God at the very beginning had his choice of a king from the tribe of Judah. For he had prophesied of the Kingship of Judah:

Genesis 49:10

10 The sceptre shall not depart from Judah, nor a lawgiver from between his feet, until Shiloh come; and unto him shall the gathering of the people be.

His chosen king from the beginning was Shiloh, but until He came Judah occupied his seat. Saul had to fail for the predestined purpose of God to take effect:

1 Samuel 16:1

1 And the LORD said unto Samuel, How long wilt thou mourn for Saul, seeing I have rejected him from reigning over Israel? fill thine horn with oil, and go, I will send thee to Jesse the Bethlehemite: for I have provided me a king among his sons.

Out of the lineage of Jesse, His king was going to come, the messiah, to whom dominion and honour belongs.
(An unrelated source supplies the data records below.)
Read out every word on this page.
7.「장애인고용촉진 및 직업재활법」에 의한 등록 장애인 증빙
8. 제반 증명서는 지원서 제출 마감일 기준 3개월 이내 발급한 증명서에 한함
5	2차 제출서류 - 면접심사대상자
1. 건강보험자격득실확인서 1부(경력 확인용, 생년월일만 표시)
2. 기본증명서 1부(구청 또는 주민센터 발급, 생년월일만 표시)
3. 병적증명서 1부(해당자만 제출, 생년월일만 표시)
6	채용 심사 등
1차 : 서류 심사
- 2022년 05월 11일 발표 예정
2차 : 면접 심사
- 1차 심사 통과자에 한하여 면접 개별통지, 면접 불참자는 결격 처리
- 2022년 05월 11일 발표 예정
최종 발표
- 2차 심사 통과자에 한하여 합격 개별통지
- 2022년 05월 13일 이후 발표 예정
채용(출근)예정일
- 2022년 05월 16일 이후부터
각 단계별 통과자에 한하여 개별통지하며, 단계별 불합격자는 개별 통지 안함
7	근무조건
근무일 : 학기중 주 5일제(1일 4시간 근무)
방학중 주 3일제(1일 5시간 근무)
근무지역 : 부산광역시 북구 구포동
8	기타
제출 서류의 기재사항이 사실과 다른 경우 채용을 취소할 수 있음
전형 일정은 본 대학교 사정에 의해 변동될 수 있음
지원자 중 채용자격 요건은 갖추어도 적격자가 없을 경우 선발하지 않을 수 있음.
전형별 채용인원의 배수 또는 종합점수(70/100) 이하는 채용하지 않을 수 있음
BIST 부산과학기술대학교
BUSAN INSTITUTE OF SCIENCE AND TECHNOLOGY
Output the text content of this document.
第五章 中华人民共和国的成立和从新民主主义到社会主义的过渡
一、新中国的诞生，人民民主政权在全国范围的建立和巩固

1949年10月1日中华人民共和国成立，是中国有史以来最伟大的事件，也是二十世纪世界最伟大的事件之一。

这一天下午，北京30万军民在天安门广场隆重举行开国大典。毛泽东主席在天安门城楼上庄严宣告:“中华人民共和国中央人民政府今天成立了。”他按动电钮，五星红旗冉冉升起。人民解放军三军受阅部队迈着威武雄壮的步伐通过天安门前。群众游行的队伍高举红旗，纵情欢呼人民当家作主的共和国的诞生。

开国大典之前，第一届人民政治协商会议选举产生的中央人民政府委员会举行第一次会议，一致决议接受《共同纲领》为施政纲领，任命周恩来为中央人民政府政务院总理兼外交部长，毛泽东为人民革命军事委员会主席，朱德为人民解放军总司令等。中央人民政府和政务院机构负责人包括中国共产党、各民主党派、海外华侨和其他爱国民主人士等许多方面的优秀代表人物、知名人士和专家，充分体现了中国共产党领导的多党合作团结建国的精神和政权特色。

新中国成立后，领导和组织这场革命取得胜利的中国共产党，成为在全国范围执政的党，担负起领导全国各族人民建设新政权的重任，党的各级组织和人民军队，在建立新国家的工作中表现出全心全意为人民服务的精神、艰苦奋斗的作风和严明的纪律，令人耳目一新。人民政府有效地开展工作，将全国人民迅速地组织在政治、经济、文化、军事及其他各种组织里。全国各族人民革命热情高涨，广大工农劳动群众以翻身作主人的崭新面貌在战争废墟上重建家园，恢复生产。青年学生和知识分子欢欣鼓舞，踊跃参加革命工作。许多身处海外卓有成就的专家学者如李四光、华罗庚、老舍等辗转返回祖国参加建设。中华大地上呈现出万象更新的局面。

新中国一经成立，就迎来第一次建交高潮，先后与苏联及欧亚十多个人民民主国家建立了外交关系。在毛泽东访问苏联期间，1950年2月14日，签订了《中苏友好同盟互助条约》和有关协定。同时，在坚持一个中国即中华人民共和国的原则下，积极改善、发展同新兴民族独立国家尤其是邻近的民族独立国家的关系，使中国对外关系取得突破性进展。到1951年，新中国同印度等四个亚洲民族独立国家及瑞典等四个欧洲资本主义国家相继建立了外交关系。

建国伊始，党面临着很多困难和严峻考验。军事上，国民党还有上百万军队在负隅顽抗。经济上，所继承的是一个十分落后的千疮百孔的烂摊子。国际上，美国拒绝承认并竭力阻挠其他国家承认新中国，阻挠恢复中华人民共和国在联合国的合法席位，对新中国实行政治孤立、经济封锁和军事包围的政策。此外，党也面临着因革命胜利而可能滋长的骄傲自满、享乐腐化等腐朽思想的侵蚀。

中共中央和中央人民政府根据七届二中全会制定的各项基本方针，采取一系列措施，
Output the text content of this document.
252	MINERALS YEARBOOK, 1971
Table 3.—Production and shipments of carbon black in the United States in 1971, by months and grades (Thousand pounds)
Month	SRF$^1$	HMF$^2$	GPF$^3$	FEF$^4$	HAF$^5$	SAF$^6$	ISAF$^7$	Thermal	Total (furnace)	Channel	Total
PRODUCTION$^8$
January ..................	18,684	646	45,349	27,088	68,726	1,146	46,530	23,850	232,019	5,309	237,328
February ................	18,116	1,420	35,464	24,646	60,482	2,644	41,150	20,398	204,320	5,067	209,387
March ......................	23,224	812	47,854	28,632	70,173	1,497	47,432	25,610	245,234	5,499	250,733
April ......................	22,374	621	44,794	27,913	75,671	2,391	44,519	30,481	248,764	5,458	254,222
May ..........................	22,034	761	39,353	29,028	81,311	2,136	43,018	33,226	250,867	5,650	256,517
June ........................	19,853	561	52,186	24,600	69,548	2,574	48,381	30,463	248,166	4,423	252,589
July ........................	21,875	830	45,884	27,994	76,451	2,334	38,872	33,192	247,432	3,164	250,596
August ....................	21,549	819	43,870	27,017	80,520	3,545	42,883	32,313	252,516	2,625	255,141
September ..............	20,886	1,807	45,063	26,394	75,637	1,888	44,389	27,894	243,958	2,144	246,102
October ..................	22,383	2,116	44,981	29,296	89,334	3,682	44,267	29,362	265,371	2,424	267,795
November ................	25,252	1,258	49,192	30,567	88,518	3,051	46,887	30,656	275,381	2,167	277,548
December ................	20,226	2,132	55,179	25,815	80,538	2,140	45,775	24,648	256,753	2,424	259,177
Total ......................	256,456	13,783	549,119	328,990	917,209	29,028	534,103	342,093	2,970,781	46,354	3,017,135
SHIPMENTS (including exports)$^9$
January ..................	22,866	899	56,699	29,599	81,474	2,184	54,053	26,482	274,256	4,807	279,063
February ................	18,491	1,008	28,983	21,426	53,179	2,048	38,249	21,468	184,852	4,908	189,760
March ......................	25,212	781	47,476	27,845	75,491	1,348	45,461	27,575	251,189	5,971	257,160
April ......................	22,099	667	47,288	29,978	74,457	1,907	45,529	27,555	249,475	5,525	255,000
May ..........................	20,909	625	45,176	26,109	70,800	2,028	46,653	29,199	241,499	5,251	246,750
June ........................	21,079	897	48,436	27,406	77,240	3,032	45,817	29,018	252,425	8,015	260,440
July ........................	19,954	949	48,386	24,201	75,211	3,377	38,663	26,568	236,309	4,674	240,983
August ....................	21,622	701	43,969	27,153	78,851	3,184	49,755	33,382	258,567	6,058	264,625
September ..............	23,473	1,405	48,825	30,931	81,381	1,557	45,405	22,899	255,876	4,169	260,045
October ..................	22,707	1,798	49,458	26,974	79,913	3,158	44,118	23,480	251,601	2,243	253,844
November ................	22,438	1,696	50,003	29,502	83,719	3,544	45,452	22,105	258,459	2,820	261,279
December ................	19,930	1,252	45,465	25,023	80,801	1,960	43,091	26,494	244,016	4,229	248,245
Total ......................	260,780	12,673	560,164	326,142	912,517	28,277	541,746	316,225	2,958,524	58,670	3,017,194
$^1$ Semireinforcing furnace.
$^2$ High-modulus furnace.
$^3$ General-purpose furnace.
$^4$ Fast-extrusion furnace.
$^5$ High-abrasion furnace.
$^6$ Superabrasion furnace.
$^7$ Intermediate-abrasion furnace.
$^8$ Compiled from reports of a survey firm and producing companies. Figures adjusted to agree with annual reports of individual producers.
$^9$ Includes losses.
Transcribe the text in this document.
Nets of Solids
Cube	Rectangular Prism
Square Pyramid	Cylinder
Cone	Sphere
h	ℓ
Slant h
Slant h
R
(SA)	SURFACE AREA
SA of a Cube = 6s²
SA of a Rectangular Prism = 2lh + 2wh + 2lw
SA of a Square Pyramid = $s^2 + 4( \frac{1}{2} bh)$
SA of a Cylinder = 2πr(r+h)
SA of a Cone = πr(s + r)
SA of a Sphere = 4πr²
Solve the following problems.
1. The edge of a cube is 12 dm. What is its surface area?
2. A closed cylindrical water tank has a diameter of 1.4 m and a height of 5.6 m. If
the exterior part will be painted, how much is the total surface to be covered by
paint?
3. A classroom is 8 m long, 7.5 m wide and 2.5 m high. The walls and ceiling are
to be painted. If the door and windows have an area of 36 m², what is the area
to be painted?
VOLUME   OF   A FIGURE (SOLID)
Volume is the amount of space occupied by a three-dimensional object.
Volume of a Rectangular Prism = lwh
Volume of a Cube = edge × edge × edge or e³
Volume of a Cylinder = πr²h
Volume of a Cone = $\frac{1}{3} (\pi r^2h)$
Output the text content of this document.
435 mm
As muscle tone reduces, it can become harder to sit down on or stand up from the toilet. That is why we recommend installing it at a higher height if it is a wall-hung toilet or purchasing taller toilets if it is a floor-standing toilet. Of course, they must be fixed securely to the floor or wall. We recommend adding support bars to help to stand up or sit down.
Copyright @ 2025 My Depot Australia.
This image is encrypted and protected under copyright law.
There is the permissive will of God and his perfect will. God does not repent doing his perfect will, but his permissive will makes a way for his perfect will. Saul had to fail in order for the perfect plan of God to be made manifest through the lineage of David. God repented making Saul a king because he was not his choice from the beginning, he was man's choice of a king.

  • A great answer Sammy +1
    – user20490
    Dec 18, 2017 at 13:35
  • So, can we conclude that Saul was the proverbial fall guy?